Quand vous arriviez en un nouveau milieu, peuplé d’animaux qui n’avaient pas assisté à la progression de vos capacités cynégétiques, vous faisiez éphémère bombance. Car nul alors ne songeait à vous fuir tant votre apparence diffère de celle des prédateurs habituels. En portent témoignage nos cousins les bisons d’Amérique du Nord. Votre progression dans le « Nouveau Monde » s’est accompagnée d’un massacre, probablement aggravé par le réchauffement planétaire qui mettait alors fin à l’âge de glace. En Amérique du Nord vivaient quatre espèces de bisons. Il y a environ dix millénaires de cela, trois d’entre elles disparurent, avec six espèces d’éléphantidés (mammouths, mastodontes…), douze espèces au moins de paresseux géants, et d’innombrables autres : tatous, chameaux, chevaux, lions, ours, loups, guépards américains, tigres à dents de sabre ; tous quadrupèdes de tailles que vous peineriez aujourd’hui à imaginer… Saviez-vous qu’avant votre arrivée, la faune nord-américaine ressemblait à sa cousine africaine, en plus variée et plus grande ?

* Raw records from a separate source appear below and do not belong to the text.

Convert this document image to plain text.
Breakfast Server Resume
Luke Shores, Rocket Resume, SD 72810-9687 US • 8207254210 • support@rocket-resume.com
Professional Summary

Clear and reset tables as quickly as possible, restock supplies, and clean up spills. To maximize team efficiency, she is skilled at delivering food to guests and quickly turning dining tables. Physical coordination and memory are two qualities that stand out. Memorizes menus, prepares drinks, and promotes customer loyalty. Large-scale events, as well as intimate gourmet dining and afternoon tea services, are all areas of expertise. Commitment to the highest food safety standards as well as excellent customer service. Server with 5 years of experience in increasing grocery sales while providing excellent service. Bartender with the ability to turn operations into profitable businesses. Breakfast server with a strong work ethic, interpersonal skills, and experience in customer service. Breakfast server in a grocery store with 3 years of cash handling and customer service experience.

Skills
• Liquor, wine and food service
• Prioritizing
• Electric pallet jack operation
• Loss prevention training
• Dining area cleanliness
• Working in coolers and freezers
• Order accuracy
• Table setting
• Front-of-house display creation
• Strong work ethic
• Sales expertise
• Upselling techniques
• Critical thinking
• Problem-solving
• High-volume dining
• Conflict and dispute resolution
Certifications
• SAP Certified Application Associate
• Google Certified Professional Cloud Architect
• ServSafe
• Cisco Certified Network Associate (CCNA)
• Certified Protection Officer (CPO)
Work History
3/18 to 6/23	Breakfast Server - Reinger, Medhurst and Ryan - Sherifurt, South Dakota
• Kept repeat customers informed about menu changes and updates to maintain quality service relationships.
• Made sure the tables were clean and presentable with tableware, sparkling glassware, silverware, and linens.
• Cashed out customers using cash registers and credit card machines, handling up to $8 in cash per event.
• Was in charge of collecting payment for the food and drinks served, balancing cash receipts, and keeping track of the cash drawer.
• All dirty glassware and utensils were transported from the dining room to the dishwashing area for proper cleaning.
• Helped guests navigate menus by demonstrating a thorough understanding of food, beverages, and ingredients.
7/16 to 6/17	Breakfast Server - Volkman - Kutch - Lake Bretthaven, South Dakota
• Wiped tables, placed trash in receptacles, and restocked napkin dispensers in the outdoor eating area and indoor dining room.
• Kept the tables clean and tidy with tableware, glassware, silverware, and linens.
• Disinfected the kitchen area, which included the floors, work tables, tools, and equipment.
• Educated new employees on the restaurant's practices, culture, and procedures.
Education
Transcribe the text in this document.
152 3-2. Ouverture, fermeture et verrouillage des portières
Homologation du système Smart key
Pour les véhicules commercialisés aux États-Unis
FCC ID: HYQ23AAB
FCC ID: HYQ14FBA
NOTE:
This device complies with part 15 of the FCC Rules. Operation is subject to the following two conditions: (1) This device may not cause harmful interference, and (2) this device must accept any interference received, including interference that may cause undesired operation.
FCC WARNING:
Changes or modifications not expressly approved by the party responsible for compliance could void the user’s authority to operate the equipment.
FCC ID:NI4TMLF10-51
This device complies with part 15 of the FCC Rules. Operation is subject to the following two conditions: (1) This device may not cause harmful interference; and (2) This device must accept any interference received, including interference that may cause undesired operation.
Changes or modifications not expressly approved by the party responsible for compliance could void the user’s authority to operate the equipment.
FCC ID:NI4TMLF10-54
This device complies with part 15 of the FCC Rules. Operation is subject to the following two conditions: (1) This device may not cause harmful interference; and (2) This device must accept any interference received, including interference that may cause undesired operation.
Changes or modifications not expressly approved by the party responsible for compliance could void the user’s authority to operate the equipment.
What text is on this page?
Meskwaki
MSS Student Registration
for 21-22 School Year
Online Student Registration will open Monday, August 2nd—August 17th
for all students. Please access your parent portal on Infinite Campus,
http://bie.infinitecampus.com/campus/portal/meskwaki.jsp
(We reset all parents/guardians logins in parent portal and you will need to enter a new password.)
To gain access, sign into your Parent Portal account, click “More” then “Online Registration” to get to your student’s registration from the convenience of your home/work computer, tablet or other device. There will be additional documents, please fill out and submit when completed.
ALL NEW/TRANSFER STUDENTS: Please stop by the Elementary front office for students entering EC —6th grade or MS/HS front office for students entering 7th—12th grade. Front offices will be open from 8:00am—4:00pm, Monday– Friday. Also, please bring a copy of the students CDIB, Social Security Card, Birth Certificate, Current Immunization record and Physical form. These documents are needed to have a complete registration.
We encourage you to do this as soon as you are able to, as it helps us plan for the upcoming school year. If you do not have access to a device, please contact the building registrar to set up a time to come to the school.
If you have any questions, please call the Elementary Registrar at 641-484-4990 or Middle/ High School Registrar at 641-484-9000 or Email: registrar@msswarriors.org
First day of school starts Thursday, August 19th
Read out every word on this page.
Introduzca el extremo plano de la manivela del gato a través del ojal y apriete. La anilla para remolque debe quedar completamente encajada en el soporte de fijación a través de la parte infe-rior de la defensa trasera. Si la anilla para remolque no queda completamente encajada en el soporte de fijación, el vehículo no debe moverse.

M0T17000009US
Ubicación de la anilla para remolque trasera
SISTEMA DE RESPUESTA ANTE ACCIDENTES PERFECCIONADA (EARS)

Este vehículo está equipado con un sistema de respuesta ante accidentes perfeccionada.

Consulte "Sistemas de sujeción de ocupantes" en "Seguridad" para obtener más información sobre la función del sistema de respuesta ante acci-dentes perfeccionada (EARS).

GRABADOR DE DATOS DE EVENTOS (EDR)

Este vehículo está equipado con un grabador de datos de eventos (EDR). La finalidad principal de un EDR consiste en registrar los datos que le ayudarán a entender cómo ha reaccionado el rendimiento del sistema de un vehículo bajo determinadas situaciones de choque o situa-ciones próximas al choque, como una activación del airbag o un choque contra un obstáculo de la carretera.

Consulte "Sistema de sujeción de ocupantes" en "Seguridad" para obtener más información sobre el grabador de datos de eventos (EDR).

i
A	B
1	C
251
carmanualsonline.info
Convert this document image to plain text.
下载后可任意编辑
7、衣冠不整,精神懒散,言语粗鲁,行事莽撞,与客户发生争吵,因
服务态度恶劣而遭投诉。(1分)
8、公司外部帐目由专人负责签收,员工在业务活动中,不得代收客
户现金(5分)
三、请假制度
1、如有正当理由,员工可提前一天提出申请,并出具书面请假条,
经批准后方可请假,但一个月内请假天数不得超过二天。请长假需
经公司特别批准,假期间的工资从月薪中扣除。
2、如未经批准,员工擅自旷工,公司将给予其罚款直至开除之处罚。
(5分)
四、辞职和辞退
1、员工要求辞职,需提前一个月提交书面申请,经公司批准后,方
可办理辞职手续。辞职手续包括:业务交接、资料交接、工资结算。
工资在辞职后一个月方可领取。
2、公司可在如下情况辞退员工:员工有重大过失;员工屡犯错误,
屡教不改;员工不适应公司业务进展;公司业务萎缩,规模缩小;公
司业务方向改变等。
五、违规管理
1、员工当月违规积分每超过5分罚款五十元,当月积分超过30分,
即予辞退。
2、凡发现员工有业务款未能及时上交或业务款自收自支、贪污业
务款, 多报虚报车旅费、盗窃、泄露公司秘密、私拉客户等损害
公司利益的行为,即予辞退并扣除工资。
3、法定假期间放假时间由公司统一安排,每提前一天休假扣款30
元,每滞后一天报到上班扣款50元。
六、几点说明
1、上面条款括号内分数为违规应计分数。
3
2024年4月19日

Le seul bison qui survécut le fit en se cachant et en fuyant. Il devint migrateur, courant toujours plus vite pour vous échapper. Sa taille diminua de près d’un quart, comme celle de tout animal stressé dont l’habitat est envahi par un prédateur dont il perçoit en permanence la présence. Vos éthologues appellent ce sentiment diffus d’effroi l’« écologie de la peur ». Votre allié le feu, partout sur la planète, emplissait désormais nos narines. Où que nous soyons, nous entendions les flammes dévorer l’espace, nous sentions la viande des nôtres griller sur les braises. Le monde devenait silencieux autour de vos campements. Vous aviez atteint un optimum. Peut-être cinq millions de chasseurs-cueilleurs sur la planète. Elle ne pouvait en nourrir plus. Vous étiez pris dans un piège malthusien 1.

Les peintures d’Altamira

C’est nous encore, bien malgré nous, qui vous avons fourni une solution. Alors que le monde se réchauffait, que les glaciations prenaient fin, vous nous avez domestiqués. Notre père l’aurochs a été l’emblème de cette servitude. L’un d’entre vous, Jules César, qui voici deux millénaires mentionne qu’il n’en subsiste plus qu’en Gaule, rapporte que ce seigneur des bovins est à peine moins gros qu’un éléphant. Plus d’une tonne de muscles. Une puissance que les peintures d’Altamira, reportées à même les parois d’une grotte espagnole voici 18 millénaires, restituent avec une virtuosité saisissante. Et même le seigneur aurochs a dû se soumettre. En Iran d’abord, il y a plus de dix mille ans, d’où proviennent la plupart des vaches d’Occident. En Inde deux millénaires plus tard, où l’aurochs local, pourvu d’une bosse, est devenu zébu. En Afrique du Nord aussi, dans le Sahara. C’était au temps où le Sahara était couvert de prairies, il y a cinq millénaires. En Asie ont été domestiqués bien d’autres de nos cousins : le yack des montagnes, le gaur des marécages, le buffle d’eau…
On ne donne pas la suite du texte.